Bitcoin slides to $60K as 24-hour liquidations reach $1.76 billion
Long positions bore the brunt of a brutal deleveraging event as spot ETF outflows and macro headwinds crushed crypto markets.
Bitcoin plunged to the $60,000 zone on June 3-4, hitting intraday lows between $60,000 and $61,500 as leveraged traders got wiped out to the tune of $1.76 billion in a single 24-hour stretch. That figure covers liquidations across the entire crypto derivatives market, but the pain was concentrated in one direction: long positions.
What triggered the drop
Bitcoin had already been weakening throughout early June, falling below the $70,000 level before accelerating its descent toward $60,000.
A major catalyst was sustained outflows from spot Bitcoin ETFs.
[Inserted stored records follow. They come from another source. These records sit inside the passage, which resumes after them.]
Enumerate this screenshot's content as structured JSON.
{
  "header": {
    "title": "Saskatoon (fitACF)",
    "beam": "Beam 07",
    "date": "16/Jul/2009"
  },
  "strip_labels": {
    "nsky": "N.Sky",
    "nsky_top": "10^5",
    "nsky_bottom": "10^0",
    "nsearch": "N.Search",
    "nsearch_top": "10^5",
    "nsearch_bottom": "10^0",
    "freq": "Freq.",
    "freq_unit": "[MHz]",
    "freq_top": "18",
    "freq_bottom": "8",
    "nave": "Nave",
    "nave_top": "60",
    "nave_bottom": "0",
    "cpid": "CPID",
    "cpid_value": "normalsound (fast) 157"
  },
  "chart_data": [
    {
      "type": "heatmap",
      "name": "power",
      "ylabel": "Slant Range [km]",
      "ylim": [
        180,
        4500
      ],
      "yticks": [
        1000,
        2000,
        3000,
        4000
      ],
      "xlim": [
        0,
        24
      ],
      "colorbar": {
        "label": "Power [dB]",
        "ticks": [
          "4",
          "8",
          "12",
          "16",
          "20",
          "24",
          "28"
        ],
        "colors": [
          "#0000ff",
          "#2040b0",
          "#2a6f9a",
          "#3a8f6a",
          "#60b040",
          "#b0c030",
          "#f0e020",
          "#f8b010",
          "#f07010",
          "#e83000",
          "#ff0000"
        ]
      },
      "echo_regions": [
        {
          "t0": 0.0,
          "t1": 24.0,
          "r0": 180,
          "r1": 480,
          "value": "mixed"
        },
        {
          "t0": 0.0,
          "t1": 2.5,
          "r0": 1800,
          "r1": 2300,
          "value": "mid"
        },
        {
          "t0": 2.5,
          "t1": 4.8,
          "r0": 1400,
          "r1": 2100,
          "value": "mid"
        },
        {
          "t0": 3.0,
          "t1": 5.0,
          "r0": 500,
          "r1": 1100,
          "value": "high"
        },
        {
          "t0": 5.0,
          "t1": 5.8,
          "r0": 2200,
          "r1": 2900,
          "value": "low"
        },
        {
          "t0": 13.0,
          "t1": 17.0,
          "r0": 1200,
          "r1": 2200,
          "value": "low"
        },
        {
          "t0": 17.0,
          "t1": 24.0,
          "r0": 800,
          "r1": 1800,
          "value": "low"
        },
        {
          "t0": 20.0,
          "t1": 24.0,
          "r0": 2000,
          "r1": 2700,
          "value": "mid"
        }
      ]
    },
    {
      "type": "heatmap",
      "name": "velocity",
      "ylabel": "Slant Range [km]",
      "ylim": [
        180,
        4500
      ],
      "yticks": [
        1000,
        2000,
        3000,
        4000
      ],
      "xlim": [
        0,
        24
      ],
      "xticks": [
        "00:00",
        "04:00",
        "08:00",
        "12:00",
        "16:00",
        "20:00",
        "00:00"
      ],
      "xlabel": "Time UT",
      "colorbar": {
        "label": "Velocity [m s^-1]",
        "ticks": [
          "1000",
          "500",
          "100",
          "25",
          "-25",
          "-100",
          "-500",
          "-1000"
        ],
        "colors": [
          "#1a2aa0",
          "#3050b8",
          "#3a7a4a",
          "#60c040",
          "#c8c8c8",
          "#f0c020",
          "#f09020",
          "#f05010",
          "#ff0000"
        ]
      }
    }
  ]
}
Institutional money that had been flowing into these products reversed course, adding significant downward pressure on the spot price.
Macro conditions didn’t help either. Rising inflation rates and geopolitical tensions created the kind of environment where institutional investors reassess risk. The combination of ETF outflows and broader risk-off sentiment created a one-two punch that leveraged traders simply weren’t positioned for.
Ethereum also faced hundreds of millions in liquidations during the same window, underscoring that this was a systemic flush rather than a Bitcoin-specific event.
The $60K support level and why it matters
CoinGlass reported a similar liquidation event back in February 2026, when Bitcoin retested this same $60,000 level during a prior correction.
Market sentiment has deteriorated sharply into what’s broadly described as “extreme fear.” Prediction markets are reflecting elevated probabilities of Bitcoin dropping below $60,000 throughout June.
The heavily long-biased liquidations tell their own story. When the majority of forced closures are longs, it means the market was overwhelmingly positioned for higher prices heading into the move.
What this means for investors
The persistent ETF outflows add a layer of concern that didn’t exist in previous cycles. Spot Bitcoin ETFs were supposed to be the stabilizing force, bringing deep-pocketed institutional capital that would dampen volatility. Instead, those same institutions are pulling capital during stress periods, which actually amplifies moves because the ETF redemption process requires selling actual Bitcoin on spot markets.
The February 2026 retest of the $60,000 level ultimately held, and buyers who stepped in during that panic were rewarded. But the macro backdrop has since worsened, ETF flows have turned negative, and sentiment indicators are flashing extreme fear.
If Bitcoin does not hold $60,000, traders should watch for another wave of cascading liquidations that could push prices into the mid-$50K range, where the next meaningful cluster of technical support sits.